Em entrevista ao JOTA, nova chefe do órgão confirma que a União estuda recorrer à Justiça em caso de derrota Carf

Na primeira entrevista dada à frente da Procuradoria-Geral da Fazenda Nacional (PGFN), concedida com exclusividade ao JOTA, a procuradora Anelize Lenzi Ruas de Almeida afirmou que pretende “qualificar” a transação tributária, levando em consideração os riscos judiciais.
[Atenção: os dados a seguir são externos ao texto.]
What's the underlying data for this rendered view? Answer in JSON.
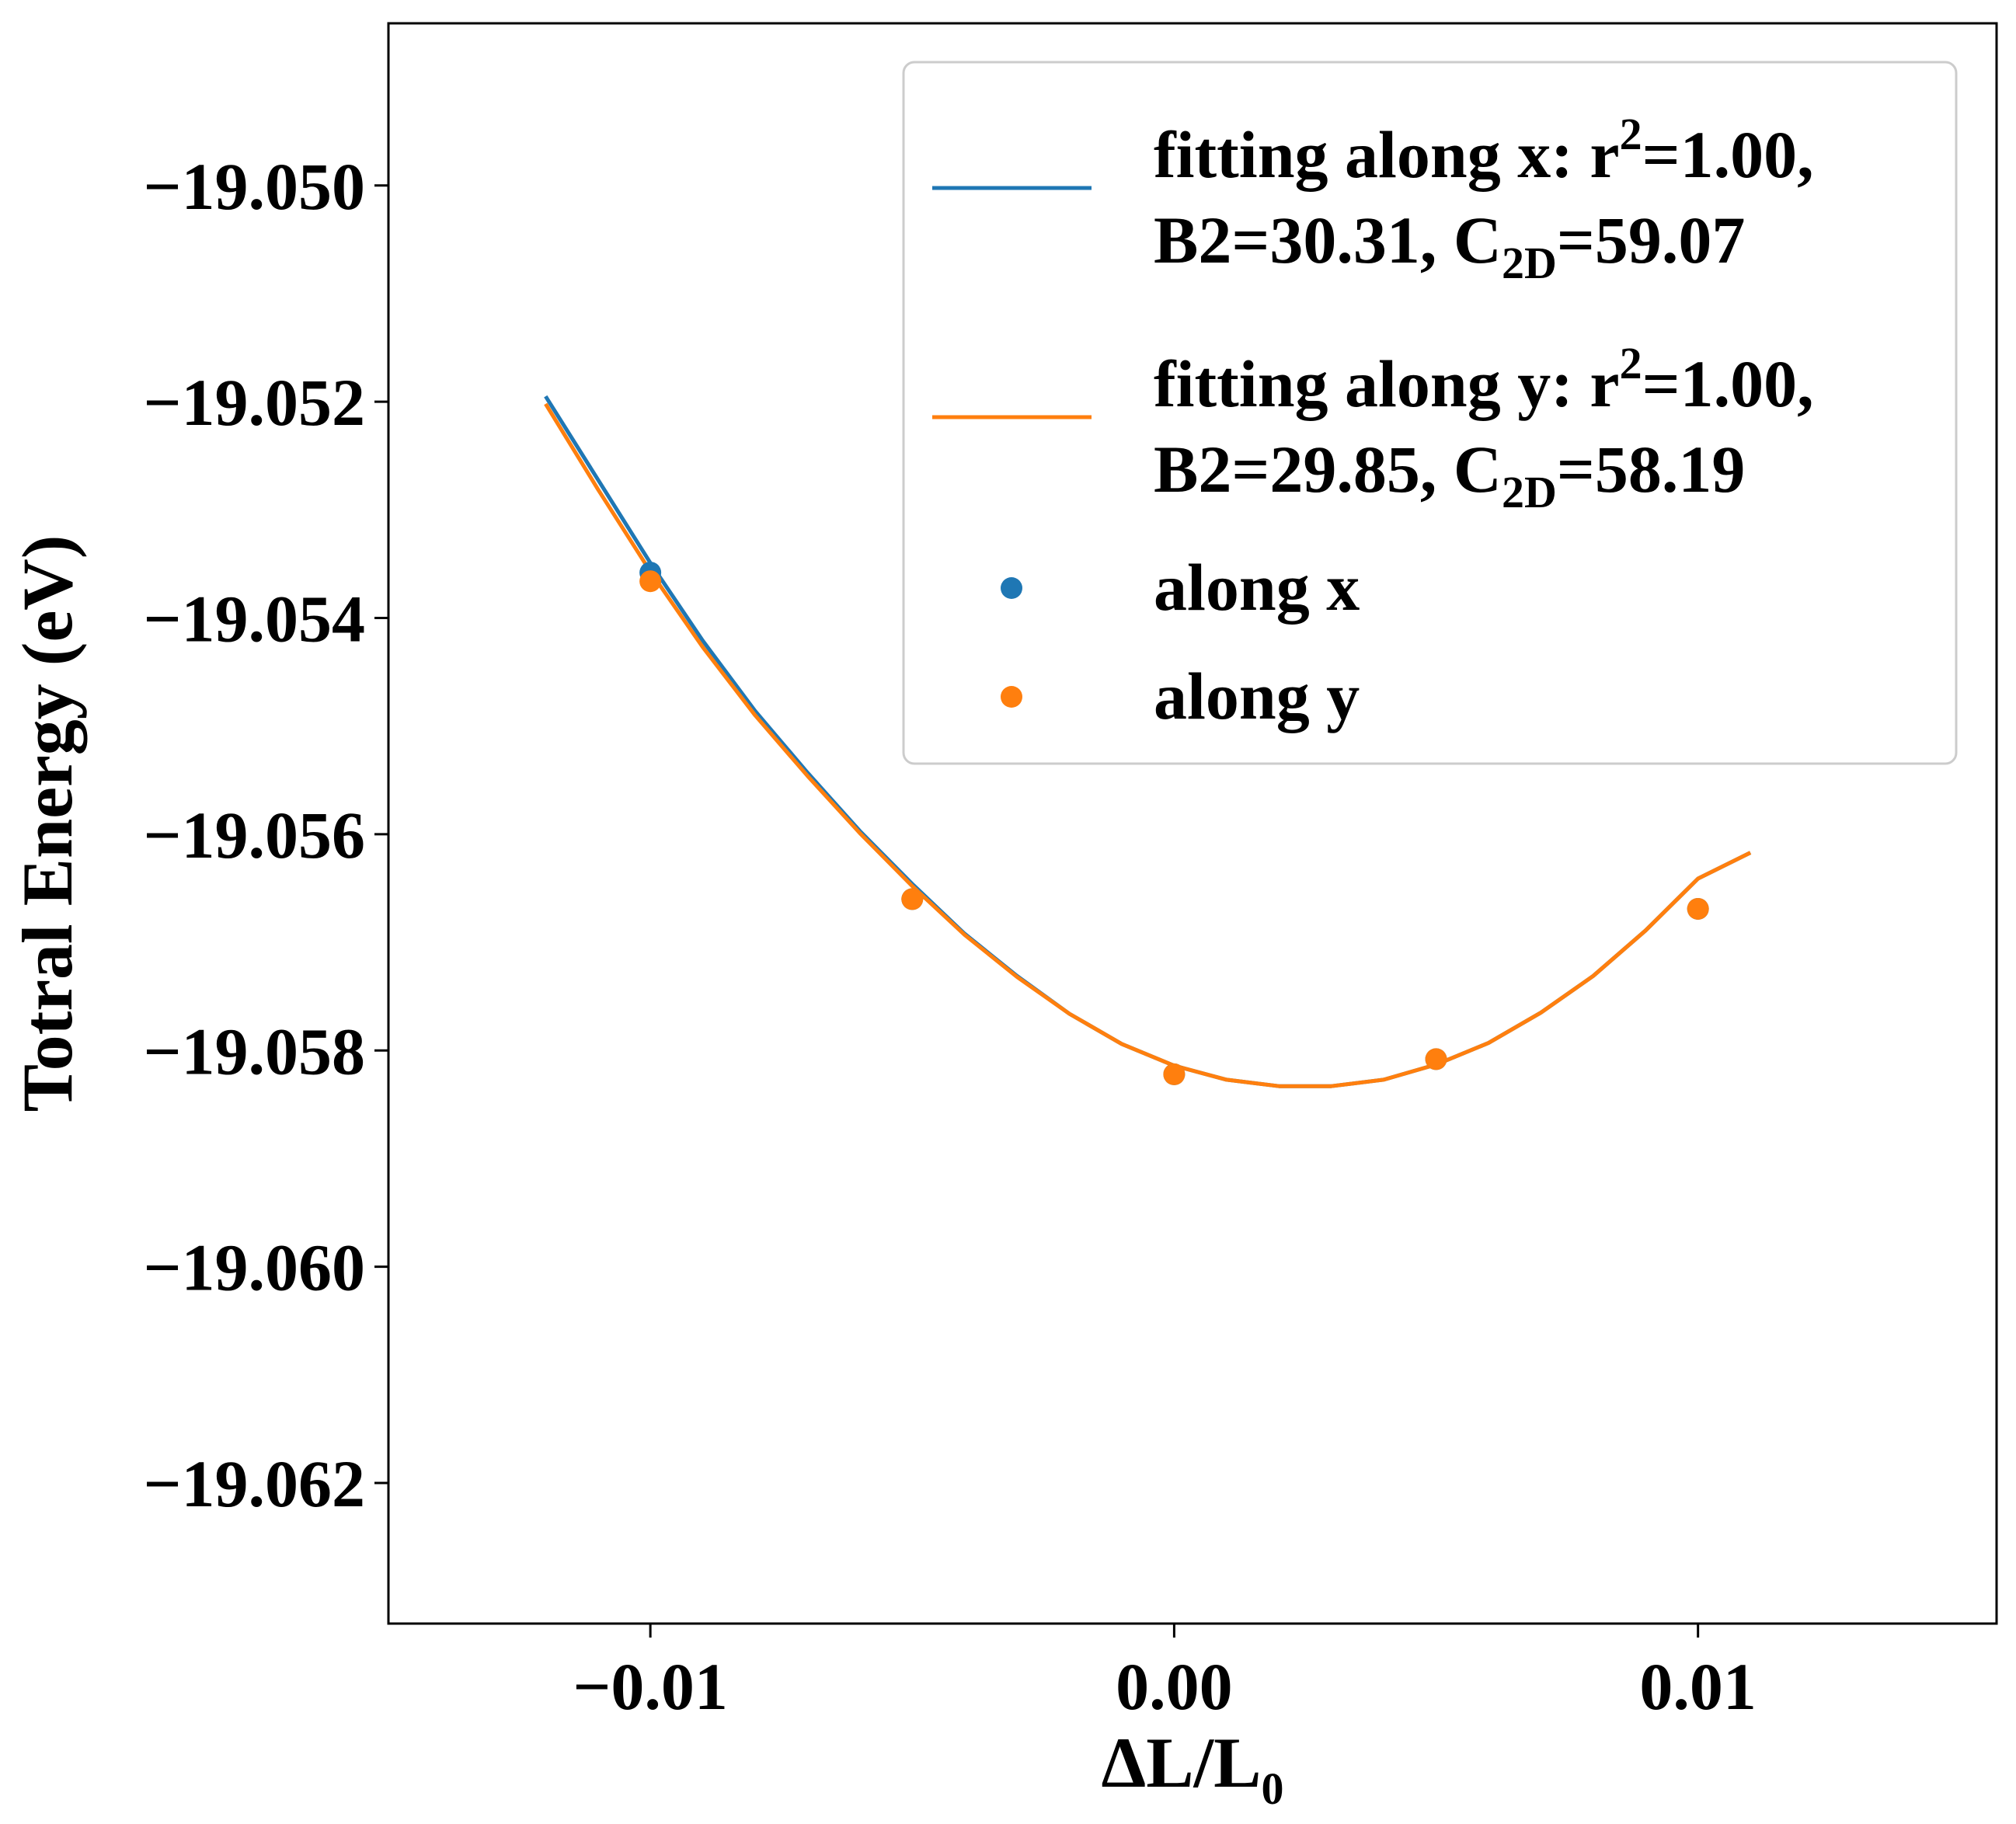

A procuradora citou como exemplo uma empresa que quer transacionar débitos e, por outro lado, possui créditos decorrentes de um processo em que discute a exclusão do ICMS na base de cálculo do PIS e da Cofins. A ideia seria trazer esses créditos para a mesa de negociação. “Vamos trazer isso pra cá, vamos botar tudo na mesa. A Fazenda nessa posição ativa e passiva. Hoje a gente faz transação com a Fazenda na posição ativa de recuperação do crédito, e quero juntar as duas partes”, afirmou.

Segundo Almeida, a inclusão não demandaria uma mudança normativa, apenas uma alteração na modelagem do processo de trabalho atual. “O monitoramento [do risco judicial] a gente já tem. Eu não tenho isso incorporado na modelagem da transação. Quem faz a transação é a dívida ativa, quem cuida do risco judicial é a defesa. É olhar de forma integral e juntar as duas partes dessa cadeia”, explicou.

A procuradora-geral conversou com a reportagem nesta quarta-feira (19/01), acompanhada pelo subprocurador-geral, Gustavo Caldas, e pela procuradora-geral adjunta de Representação Judicial, Lana Borges, que também adiantaram medidas da nova gestão à frente da PGFN.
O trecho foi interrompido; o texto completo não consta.